La palabra “cultura”, como tantas otras, no tiene una definición fija. No hay una esencia que la capture. Es una de esas palabras que funcionan por “semejanza de familia”, como decía Wittgenstein: no porque todas las culturas compartan un rasgo único, sino porque entre ellas hay conexiones, ecos, similitudes parciales. Pretender ordenar las culturas de más a menos avanzadas es ignorar eso. Es imponer una vara evolutiva que convierte la diversidad en jerarquía. Aquí fallaron los antropólogos de escritorio, los que clasificaban pueblos sin haber pisado su tierra. Frazer, con toda su erudición, no supo ver que sus comparaciones convertían diferencias cualitativas en escalones cuantitativos. Este es el error por excelencia: confundir juegos de lenguaje distintos como si fueran fases de este.
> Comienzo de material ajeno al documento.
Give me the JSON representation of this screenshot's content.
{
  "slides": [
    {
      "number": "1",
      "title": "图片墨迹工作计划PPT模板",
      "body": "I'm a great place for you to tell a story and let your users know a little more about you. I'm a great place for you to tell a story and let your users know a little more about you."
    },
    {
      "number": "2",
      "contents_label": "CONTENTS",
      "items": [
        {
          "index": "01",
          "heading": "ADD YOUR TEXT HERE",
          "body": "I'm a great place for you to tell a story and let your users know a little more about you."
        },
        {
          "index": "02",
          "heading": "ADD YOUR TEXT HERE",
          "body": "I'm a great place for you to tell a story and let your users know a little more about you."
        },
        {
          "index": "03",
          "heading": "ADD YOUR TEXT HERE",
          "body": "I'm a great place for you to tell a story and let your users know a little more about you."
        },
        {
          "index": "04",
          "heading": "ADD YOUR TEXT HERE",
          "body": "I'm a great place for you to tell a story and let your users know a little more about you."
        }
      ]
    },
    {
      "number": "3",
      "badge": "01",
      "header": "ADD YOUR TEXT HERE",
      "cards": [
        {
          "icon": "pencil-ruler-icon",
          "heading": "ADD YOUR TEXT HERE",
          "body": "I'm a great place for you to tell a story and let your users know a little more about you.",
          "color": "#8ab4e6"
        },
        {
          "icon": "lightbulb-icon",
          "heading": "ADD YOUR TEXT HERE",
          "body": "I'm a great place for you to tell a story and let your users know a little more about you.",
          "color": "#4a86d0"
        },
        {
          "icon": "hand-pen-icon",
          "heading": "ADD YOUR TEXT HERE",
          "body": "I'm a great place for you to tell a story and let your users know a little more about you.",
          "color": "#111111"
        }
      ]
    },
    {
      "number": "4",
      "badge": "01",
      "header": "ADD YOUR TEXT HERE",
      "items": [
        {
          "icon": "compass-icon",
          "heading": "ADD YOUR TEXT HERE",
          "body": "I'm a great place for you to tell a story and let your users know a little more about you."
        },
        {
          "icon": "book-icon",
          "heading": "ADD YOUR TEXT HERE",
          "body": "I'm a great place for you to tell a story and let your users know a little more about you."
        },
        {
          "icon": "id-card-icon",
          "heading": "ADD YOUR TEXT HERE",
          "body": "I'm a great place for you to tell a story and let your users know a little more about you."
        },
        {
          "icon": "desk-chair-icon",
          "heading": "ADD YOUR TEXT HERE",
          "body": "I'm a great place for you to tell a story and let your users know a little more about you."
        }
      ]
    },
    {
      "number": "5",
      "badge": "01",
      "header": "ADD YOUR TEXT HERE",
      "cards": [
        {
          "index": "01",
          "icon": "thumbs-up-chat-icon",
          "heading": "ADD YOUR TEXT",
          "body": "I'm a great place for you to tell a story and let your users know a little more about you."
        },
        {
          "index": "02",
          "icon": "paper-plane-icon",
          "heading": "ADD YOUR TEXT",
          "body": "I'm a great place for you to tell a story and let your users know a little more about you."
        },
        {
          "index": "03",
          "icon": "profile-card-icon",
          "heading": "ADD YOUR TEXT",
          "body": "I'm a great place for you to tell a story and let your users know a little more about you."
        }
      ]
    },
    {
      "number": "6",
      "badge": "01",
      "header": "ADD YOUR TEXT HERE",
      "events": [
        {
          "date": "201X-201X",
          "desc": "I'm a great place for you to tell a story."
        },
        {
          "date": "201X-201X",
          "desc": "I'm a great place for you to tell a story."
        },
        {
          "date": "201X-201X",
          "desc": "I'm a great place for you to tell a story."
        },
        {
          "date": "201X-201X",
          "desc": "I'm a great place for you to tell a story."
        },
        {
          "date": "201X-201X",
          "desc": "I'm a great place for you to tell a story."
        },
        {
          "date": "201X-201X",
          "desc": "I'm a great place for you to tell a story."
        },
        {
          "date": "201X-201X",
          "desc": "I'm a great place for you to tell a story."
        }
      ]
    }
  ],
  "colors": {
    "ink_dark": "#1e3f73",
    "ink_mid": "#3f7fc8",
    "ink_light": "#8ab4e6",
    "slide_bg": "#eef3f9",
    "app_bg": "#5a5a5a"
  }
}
Entonces, ¿qué es hacer antropología? No es hacer predicciones ni formular leyes. Es traducir. No en el sentido técnico de cambiar palabras de una lengua a otra, sino como una traducción auténtica: hacer comprensible lo otro sin traicionar su singularidad. No se trata de decir “esto equivale a aquello”, sino de crear puentes. Y para eso tiene que liberarse al concepto de la abstracción y permitir que valga sólo dentro de las reglas que le dan sentido.

Si la antropología quiere tener sentido hoy, debe renunciar a ser ciencia en el sentido tradicional y abrazar su carácter de arte de la comprensión. Debe ser el espacio donde el asombro no es infantilismo, sino método. Donde el trabajo de campo no es recopilación de datos, sino convivencia radical. Exagerar el fundirse en el otro, el estadio del espejo llega a su hipérbole. La teoría no es algo que se impone, sino que emerge. Y donde el lenguaje, lejos de ser una herramienta neutra, es el terreno mismo donde se juega el sentido de lo humano.

Comprender al otro no es reducirlo a lo que ya sabemos. Es, quizás, el gesto más serio y creativo que tenemos.